Books by Ringo, John

Ringo, John. Into the Looking Glass. Riverdale, NY: Baen Publishing, 2005. ISBN 978-1-4165-2105-1.
Without warning, on a fine spring day in central Florida, an enormous explosion destroys the campus of the University of Central Florida and the surrounding region. The flash, heat pulse, and mushroom cloud are observed far from the site of the detonation. It is clear that casualties will be massive. First responders, fearing the worst, break out their equipment to respond to what seems likely to be nuclear terrorism. The yield of the explosion is estimated at 60 kilotons of TNT.

But upon closer examination, things seem distinctly odd. There is none of the residual radiation one would expect from a nuclear detonation, nor evidence of the prompt radiation nor electromagnetic pulse expected from a nuclear blast. A university campus seems an odd target for nuclear terrorism, in any case. What else could cause such a blast of such magnitude? Well, an asteroid strike could do it, but the odds against such an event are very long, and there was no evidence of ejecta falling back as you'd expect from an impact.

Faced with a catastrophic yet seemingly inexplicable event, senior government officials turn to a person with the background and security clearances to investigate further: Dr. Bill Weaver, a “redneck physicist” from Huntsville who works as a consultant to one of the “Beltway bandit” contractors who orbit the Pentagon. Weaver recalls that a physicist at the university, Ray Chen, was working on shortcut to produce a Higgs boson, bypassing the need for an enormous particle collider. Weaver's guess is that Chen's idea worked better than he imagined, releasing a pulse of energy which caused the detonation.
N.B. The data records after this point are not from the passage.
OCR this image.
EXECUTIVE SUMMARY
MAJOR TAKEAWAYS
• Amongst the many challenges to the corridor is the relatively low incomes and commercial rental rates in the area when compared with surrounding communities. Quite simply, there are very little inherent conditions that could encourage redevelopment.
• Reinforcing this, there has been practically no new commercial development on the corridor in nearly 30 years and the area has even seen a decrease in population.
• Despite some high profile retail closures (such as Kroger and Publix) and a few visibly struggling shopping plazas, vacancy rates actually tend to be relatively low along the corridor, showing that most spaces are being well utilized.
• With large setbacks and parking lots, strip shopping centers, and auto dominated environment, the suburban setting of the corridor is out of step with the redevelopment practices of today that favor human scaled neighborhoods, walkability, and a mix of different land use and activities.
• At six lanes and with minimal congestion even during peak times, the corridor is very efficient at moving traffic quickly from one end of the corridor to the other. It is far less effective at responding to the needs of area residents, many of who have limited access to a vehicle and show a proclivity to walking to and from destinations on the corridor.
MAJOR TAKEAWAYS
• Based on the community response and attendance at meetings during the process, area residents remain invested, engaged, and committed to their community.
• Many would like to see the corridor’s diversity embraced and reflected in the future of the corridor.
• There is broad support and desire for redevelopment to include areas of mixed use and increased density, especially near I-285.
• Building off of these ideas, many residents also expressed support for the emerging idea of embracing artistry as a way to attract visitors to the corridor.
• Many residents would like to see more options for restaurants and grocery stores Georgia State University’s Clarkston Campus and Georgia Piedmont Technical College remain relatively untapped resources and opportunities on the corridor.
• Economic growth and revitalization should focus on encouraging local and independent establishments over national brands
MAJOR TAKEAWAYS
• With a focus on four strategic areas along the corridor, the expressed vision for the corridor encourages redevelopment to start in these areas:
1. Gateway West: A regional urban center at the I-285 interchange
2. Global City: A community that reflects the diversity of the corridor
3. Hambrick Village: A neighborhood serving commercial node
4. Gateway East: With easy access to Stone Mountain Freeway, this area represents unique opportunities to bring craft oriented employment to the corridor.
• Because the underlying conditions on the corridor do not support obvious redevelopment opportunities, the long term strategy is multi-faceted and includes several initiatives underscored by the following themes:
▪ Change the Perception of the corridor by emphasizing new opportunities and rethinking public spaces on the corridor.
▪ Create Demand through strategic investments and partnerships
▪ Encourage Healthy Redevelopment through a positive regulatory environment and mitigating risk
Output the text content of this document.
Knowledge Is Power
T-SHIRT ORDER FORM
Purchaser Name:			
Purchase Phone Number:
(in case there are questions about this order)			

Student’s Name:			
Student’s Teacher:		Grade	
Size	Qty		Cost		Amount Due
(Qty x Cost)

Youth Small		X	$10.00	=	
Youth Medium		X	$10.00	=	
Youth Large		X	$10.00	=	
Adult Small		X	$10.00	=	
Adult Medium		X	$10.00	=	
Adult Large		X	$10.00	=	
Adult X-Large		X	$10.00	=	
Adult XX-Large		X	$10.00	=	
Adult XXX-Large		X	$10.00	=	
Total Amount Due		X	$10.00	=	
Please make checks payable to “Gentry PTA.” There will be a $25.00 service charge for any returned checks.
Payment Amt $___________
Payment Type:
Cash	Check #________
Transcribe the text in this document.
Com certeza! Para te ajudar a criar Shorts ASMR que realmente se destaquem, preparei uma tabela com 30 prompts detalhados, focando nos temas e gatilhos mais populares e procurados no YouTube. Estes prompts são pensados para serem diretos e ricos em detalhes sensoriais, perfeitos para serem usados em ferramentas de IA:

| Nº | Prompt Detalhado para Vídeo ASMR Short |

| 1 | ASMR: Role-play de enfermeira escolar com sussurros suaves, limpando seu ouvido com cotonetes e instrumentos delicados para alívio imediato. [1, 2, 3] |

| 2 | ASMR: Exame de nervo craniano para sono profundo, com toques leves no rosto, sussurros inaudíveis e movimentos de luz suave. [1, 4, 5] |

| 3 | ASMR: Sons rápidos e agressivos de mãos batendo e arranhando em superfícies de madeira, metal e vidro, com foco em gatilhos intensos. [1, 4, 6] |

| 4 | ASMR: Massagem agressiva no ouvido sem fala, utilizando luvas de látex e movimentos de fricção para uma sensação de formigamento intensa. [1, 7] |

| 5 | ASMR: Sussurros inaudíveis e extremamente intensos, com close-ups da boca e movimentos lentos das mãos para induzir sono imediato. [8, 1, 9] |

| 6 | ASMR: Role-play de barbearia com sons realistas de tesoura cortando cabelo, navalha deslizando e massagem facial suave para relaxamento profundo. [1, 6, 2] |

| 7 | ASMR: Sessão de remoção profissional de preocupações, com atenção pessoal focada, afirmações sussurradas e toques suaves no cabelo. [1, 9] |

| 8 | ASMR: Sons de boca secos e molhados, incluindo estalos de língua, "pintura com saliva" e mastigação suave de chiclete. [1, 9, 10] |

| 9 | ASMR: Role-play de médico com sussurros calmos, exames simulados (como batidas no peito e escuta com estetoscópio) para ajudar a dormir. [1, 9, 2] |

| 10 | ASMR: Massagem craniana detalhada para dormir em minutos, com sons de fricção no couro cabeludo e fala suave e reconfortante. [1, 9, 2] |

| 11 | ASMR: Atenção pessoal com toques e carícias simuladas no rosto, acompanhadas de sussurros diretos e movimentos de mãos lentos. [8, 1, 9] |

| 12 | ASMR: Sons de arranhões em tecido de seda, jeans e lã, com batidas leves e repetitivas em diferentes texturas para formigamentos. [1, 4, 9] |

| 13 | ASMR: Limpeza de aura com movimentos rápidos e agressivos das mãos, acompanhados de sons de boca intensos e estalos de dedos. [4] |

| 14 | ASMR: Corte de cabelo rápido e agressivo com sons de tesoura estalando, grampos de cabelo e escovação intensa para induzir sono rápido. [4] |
If things so far seemed curious, now they began to get weird. Approaching the site of the detonation, teams observed a black globe, seemingly absorbing all light, where Dr. Chen's laboratory used to be. Then one, and another, giant bug emerge from the globe. Floridians become accustomed to large, ugly-looking bugs, but nothing like this—these are creatures from another world, or maybe universe. A little girl, unharmed, wanders into the camp, giving her home address as in an area completely obliterated by the explosion. She is clutching a furry alien with ten legs: “Tuffy”, who she says speaks to her. Scientists try to examine the creature and quickly learn the wisdom of the girl's counsel to not mess with Tuffy.

Police respond to a home invasion call some distance from the site of the detonation: a report that demons are attacking their house. Investigating, another portal is discovered in the woods behind the house, from which monsters begin to issue, quickly overpowering the light military force summoned to oppose them. It takes a redneck militia to reinforce a perimeter around the gateway, while waiting for the Army to respond.
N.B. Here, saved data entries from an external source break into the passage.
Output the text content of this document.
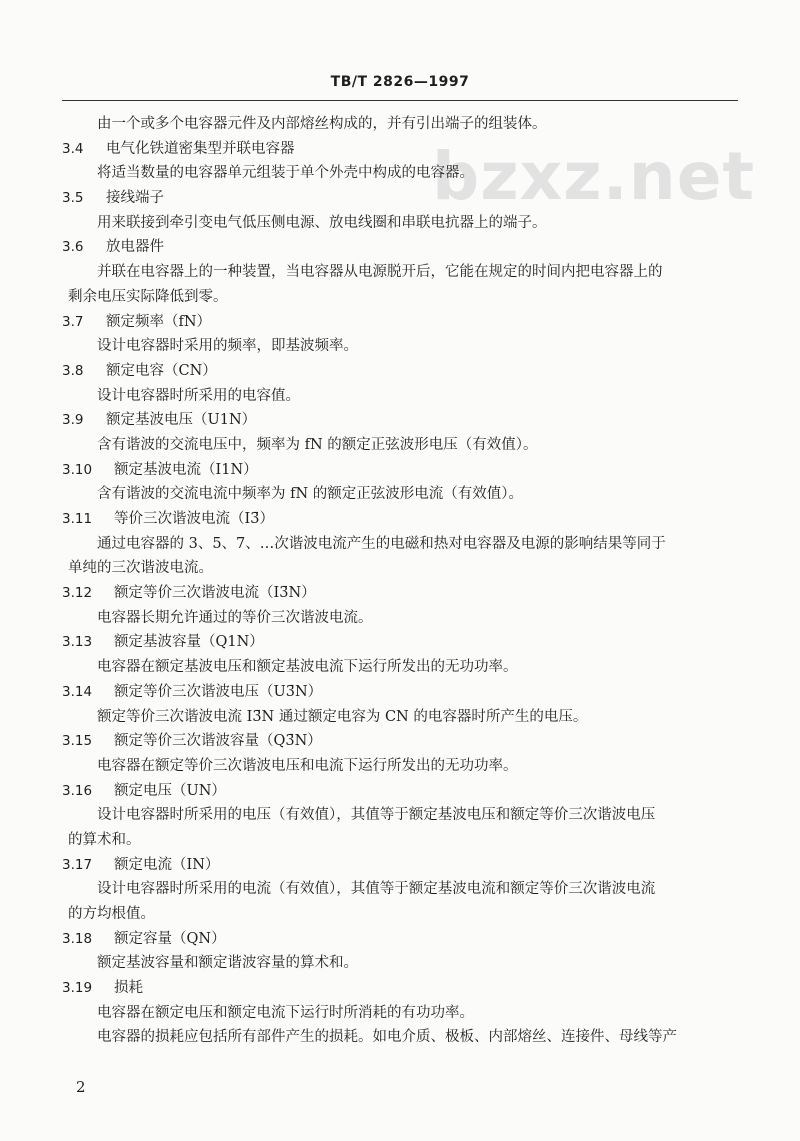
TB/T 2826—1997
bzxz.net
由一个或多个电容器元件及内部熔丝构成的，并有引出端子的组装体。
3.4 电气化铁道密集型并联电容器
将适当数量的电容器单元组装于单个外壳中构成的电容器。
3.5 接线端子
用来联接到牵引变电气低压侧电源、放电线圈和串联电抗器上的端子。
3.6 放电器件
并联在电容器上的一种装置，当电容器从电源脱开后，它能在规定的时间内把电容器上的
剩余电压实际降低到零。
3.7 额定频率（fN）
设计电容器时采用的频率，即基波频率。
3.8 额定电容（CN）
设计电容器时所采用的电容值。
3.9 额定基波电压（U1N）
含有谐波的交流电压中，频率为 fN 的额定正弦波形电压（有效值）。
3.10 额定基波电流（I1N）
含有谐波的交流电流中频率为 fN 的额定正弦波形电流（有效值）。
3.11 等价三次谐波电流（I3̄）
通过电容器的 3、5、7、…次谐波电流产生的电磁和热对电容器及电源的影响结果等同于
单纯的三次谐波电流。
3.12 额定等价三次谐波电流（I3̄N）
电容器长期允许通过的等价三次谐波电流。
3.13 额定基波容量（Q1N）
电容器在额定基波电压和额定基波电流下运行所发出的无功功率。
3.14 额定等价三次谐波电压（U3̄N）
额定等价三次谐波电流 I3̄N 通过额定电容为 CN 的电容器时所产生的电压。
3.15 额定等价三次谐波容量（Q3̄N）
电容器在额定等价三次谐波电压和电流下运行所发出的无功功率。
3.16 额定电压（UN）
设计电容器时所采用的电压（有效值），其值等于额定基波电压和额定等价三次谐波电压
的算术和。
3.17 额定电流（IN）
设计电容器时所采用的电流（有效值），其值等于额定基波电流和额定等价三次谐波电流
的方均根值。
3.18 额定容量（QN）
额定基波容量和额定谐波容量的算术和。
3.19 损耗
电容器在额定电压和额定电流下运行时所消耗的有功功率。
电容器的损耗应包括所有部件产生的损耗。如电介质、极板、内部熔丝、连接件、母线等产
2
Apparently, whatever happened on the campus not only opened a gateway there, but is spawning gateways further removed. Some connect to worlds seemingly filled with biologically-engineered monsters bent upon conquest, while others connect to barren planets, a race of sentient felines, and other aliens who may be allies or enemies. Weaver has to puzzle all of this out, while participating in the desperate effort to prevent the invaders, “T!Ch!R!” or “Titcher”, from establishing a beachhead on Earth. And the stakes may be much greater than the fate of the Earth.

This is an action-filled romp, combining the initiation of humans into a much larger universe worthy of Golden Age science fiction with military action fiction. I doubt that in the real world Weaver, the leading expert on the phenomenon and chief investigator into it, would be allowed to participate in what amounts to commando missions in which his special skills are not required but, hey, it makes the story more exciting, and if a thriller doesn't thrill, it has failed in its mission.

I loved one aspect of the conclusion: never let an alien invasion go to waste. You'll understand what I'm alluding to when you get there. And, in the Golden Age tradition, the story sets up for further adventures. While John Ringo wrote this book by himself, the remaining three novels in the Looking Glass series are co-authored with Travis S. Taylor, upon whom the character of Bill Weaver was modeled.